Несколько успокаивало то, что «процесс самоликвидации святорусскости» пошёл уже до меня.
У меня тут жизненного опыта — полгода с хвостиком. Как раз на «титьку сосать да пузыри пускать». Как-то так получилось, что я-то больше в «белых избах» обретался. У Юльки, правда, ни пола, ни потолков не было. Но печка-то нормальная была! С трубой. А у Степаниды на подворье — вообще… «Шик, блеск, красота». Не типично. Так я и сам — не типичный. Не всякого здешнего подростка в серьёзную боярскую интригу примут. Да под знатного боярина подложат. Да ещё суметь из этого живым выскочить…
При воспоминании о Хотенее меня передёрнуло. Последние месяцы были весьма богаты всякой суетой и впечатлениями, которые многие предшествующие чувства выбили, смазали. Но его горячие руки под моей одеждой, прямо на моём голом теле… Взгляд. Весёлый, многообещающий. Уверенный. Обещающий и сладкое житьё-бытьё, и кое-какие «развлечения»… Но главное — защищённость, уверенность, безопасность. Осмысленность происходящего. «Правильность мира и бытия». Потому что он — знает, он — понимает. Он — разумеет этот взбесившийся, дикий, чужой до рвоты мир. Он — может, он этим миром — владеет. Он — господин во всём этом. И он даст мне долю в этой осмысленности. И — отгородит, закроет. Собой, своими руками, своим телом. От постоянного непонимания, от неизвестно откуда, неизвестно что, неизвестно когда… но страшного, выскакивающего, обрушивающегося… В этом «болоте юрского периода» среди местных «змей», «ящеров», «птеродактилей». От которых я сам не только защититься — даже распознать их не могу. В этой чавкающей трясине, которая почему-то называют «Святой Русью».
Его сильная, горячая рука на моей спине.
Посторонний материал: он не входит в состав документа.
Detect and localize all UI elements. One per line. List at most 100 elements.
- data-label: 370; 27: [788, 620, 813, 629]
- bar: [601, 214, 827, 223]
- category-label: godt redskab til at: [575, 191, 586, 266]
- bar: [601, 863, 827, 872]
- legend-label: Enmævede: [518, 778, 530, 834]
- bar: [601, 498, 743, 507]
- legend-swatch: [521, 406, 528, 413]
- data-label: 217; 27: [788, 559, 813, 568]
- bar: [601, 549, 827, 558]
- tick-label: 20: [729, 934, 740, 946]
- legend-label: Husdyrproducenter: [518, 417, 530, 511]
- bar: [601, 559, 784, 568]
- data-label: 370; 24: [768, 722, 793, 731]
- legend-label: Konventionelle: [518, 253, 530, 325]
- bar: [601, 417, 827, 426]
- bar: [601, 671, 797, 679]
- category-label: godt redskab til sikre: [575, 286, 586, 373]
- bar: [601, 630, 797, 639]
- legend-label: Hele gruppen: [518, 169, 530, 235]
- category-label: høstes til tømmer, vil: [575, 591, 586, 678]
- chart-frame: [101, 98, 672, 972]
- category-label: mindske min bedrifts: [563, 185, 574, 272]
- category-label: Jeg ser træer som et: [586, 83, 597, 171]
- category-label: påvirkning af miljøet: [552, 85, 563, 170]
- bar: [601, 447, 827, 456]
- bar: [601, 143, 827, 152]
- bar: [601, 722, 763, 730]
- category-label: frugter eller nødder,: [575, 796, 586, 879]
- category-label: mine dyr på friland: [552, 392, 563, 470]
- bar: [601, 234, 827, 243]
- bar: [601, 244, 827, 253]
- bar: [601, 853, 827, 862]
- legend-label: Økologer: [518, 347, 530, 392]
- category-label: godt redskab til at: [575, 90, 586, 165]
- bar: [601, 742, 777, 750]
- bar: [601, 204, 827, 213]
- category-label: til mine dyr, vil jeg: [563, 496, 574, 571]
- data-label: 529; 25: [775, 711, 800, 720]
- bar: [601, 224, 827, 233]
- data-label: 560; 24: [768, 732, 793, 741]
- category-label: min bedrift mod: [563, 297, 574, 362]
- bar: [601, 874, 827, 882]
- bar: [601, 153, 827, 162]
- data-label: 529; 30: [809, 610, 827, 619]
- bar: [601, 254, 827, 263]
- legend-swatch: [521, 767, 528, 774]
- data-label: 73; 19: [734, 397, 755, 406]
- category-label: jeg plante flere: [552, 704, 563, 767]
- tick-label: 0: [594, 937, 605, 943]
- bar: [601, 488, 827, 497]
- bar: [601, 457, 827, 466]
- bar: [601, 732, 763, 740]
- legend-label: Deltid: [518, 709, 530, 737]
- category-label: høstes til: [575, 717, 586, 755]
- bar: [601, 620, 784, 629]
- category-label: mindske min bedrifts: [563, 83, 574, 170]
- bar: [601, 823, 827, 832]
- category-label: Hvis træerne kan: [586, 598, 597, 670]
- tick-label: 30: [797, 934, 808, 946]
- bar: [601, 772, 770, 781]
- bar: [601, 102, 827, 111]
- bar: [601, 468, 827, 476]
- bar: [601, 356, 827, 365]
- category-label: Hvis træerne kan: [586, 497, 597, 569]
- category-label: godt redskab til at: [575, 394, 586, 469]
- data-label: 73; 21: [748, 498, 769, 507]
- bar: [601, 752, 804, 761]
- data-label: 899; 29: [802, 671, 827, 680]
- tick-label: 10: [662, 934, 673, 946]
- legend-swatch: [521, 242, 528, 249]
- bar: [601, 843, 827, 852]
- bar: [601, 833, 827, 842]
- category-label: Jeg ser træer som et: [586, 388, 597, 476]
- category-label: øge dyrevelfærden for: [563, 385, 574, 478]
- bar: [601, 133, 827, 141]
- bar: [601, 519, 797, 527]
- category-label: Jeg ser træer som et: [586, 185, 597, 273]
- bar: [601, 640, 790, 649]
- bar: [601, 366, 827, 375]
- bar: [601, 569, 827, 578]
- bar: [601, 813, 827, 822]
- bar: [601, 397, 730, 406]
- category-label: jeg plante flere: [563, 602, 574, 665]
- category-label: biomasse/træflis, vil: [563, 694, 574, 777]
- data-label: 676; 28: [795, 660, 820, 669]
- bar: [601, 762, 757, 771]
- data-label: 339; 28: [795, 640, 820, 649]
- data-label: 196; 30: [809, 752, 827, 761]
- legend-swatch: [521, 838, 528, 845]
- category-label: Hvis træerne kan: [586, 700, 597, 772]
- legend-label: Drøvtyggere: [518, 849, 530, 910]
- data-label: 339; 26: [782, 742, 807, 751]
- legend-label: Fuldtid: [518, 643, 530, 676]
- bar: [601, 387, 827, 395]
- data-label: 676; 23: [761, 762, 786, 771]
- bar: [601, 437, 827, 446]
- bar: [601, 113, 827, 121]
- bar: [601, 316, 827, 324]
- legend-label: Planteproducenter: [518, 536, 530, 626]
Жадно ласкающая… Не бьющая, отталкивающая, выбрасывающая в темноту… Держащая. Крепко. Как «якорь надежды». Держись за него, прижмись, уцепись покрепче и надейся. На то, что неизвестные, непонятные, непредставляемые даже, опасности этого чужого мира, чужого места, чужого времени не вцепятся злобной зубастой стаей в мою душу, не сведут с ума, не вобьют в трясущийся, скулящий от всеобъемлющей паники слюнявый идиотизм, не разорвут, не изломают тело и душу в куски. Не обязательно со зла — «просто так», «проходя мимо».
Держись за него. Потому что «он — защита моя». Мой хозяин. Единственный светоч в тогдашнем мраке. В накатывающей тьме подступающего безумия. Безумия от страха, от непонимания всего, от постоянного, на каждом шагу, предчувствия необратимой катастрофы. Балансирование на грани между подступающим сумасшествием и не отступающей далеко смертью. Третьего не дано.
Нет, дано. Любовь. Влюбиться, чтобы не сойти с ума…
До сих пор трясти начинает. И такие… мурашки по левой ноге. Как напоминание: «А всё ли ты сделал по слову господина твоего? А не вышел ли ты из воли владетеля твоего?». Нет! Блин, факеншитнутый! Не вышел! Всё по слову его! И по законам Айзимовским!
Уф. Отпустило. Лихо они меня… уелбантурили. Хорошо рассуждать о «Стокгольмском синдроме», попивая пивко на диване. Типа: дураки полные. Их в заложники захватили, а они этих злодеев полюбили так, что и слушались полностью, и помогали, и даже от штурмовой группы защищали. И что-нибудь нечленораздельное на тему самоидентификации в критических условиях.
Осенью 41 очередная «проверка на дорогах» останавливает опель с семьёй красного командира. В последующей перестрелке трое взрослых в машине погибают — переодетая в красноармейскую форму немецкая разведовательно-диверсионная группа следовала в Москву. Остаётся только восьмилетний мальчик. Он — настоящий. Отец — командир части в Белоруссии, и мать — убиты немцами. И ребёнок рыдает на теле мёртвой немецкой радистки. Он видел, он знает, что они — убийцы его родителей, враги, фашисты. Что эта женщина — «овчарка немецкая». Но он плачет у неё на груди, его с трудом смогли оторвать. Потому что она хоть как-то похожа на прежнюю, мирную жизнь, где был какой-то смысл, где была мама.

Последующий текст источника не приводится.